Last year’s accident in Cape Town harbour prompted public concerns about the safety protocols in place for marine tourism
Human error was to blame for a leisure catamaran accident outside Cape Town harbour late last year involving five British tourists, according to a provisional South African Maritime Safety Authority (SAMSA) accident report.
The incident made news headlines in South Africa due partly to the dramatic rescue of one of the tourists who was trapped under the upturned boat, the 39ft Escape Cat. It also prompted public concerns about the safety protocols in place for maritime tourism.
“The root cause is that the skipper had too much sail up in the prevailing weather conditions – human error,” SAMSA said in a statement. “The investigation report is in the process of being finalised. The structure/build of the vessel is not in question at all.”
The accident happened in the late afternoon during one of Cape Town’s notorious summer south-easter gales when wind squalls often affect port operations and prevent cruise liners from docking at the cruise terminal.
One of the tourists suffered a fractured shoulder and the others were treated for bruises and hypothermia, including a woman trapped in the galley with water rising around her. She was rescued by the skipper.

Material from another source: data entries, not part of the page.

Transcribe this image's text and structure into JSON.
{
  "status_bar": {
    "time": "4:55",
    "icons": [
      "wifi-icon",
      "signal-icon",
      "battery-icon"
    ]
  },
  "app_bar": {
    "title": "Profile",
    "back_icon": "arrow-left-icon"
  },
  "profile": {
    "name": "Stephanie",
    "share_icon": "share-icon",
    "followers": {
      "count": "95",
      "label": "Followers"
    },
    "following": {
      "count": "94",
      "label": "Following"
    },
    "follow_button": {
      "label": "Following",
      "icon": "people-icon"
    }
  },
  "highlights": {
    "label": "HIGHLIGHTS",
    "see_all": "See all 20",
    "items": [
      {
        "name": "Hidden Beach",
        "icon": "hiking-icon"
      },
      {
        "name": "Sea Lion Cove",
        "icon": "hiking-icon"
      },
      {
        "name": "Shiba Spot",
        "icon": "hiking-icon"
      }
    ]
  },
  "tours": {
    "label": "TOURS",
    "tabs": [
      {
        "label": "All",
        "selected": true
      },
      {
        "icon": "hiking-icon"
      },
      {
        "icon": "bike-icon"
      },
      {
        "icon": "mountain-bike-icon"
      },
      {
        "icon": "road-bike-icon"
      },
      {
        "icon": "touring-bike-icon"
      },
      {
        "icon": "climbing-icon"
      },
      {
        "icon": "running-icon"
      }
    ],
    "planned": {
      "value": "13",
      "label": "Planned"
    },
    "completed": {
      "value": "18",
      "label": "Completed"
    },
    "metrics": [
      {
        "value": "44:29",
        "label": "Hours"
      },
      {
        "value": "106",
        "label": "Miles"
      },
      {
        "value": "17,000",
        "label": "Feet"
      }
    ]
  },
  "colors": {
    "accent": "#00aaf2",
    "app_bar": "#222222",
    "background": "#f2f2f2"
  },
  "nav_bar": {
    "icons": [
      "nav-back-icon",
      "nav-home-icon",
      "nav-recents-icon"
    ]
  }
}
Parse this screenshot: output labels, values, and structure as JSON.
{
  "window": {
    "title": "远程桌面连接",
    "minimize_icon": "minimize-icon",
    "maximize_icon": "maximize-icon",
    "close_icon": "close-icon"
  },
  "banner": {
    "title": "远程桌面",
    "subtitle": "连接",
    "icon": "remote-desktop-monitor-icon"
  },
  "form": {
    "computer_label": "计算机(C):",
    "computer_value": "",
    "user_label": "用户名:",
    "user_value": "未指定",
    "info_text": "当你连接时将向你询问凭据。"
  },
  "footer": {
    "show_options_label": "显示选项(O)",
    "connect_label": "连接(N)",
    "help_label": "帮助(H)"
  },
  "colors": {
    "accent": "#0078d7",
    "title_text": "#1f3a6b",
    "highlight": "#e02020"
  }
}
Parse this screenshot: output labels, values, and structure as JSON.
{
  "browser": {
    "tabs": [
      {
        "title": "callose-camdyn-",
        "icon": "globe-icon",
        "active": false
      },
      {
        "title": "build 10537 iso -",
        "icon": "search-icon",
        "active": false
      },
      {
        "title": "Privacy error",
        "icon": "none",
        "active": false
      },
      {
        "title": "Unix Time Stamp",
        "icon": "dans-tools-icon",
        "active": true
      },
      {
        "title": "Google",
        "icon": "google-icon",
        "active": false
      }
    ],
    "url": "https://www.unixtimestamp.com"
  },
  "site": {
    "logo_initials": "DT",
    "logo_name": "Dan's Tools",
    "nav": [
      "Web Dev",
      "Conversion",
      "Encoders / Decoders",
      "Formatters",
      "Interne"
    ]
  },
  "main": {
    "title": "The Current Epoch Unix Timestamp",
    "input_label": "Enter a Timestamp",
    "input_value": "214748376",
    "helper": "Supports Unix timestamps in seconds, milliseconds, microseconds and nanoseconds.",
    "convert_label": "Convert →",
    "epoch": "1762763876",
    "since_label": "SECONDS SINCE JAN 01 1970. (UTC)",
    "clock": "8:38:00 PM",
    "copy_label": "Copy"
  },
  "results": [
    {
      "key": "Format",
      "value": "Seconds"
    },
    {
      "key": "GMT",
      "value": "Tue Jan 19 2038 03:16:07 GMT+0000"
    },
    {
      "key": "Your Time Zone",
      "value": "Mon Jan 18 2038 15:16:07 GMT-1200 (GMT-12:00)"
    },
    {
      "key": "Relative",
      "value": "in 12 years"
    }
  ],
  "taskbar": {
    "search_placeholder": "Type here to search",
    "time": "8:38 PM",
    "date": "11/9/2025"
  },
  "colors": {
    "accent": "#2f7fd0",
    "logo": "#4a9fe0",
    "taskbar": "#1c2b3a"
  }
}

The accident prompted a call for investigators to also probe safety protocols in place for the leisure boating sector. Beverley Schäfer, Western Cape Minister of Economic Opportunities, said the probe was needed “so that we are assured that all standard operating procedures and safety precautions were undertaken during the trip.”
It is unclear whether SAMSA will include any safety protocol findings in their final accident report.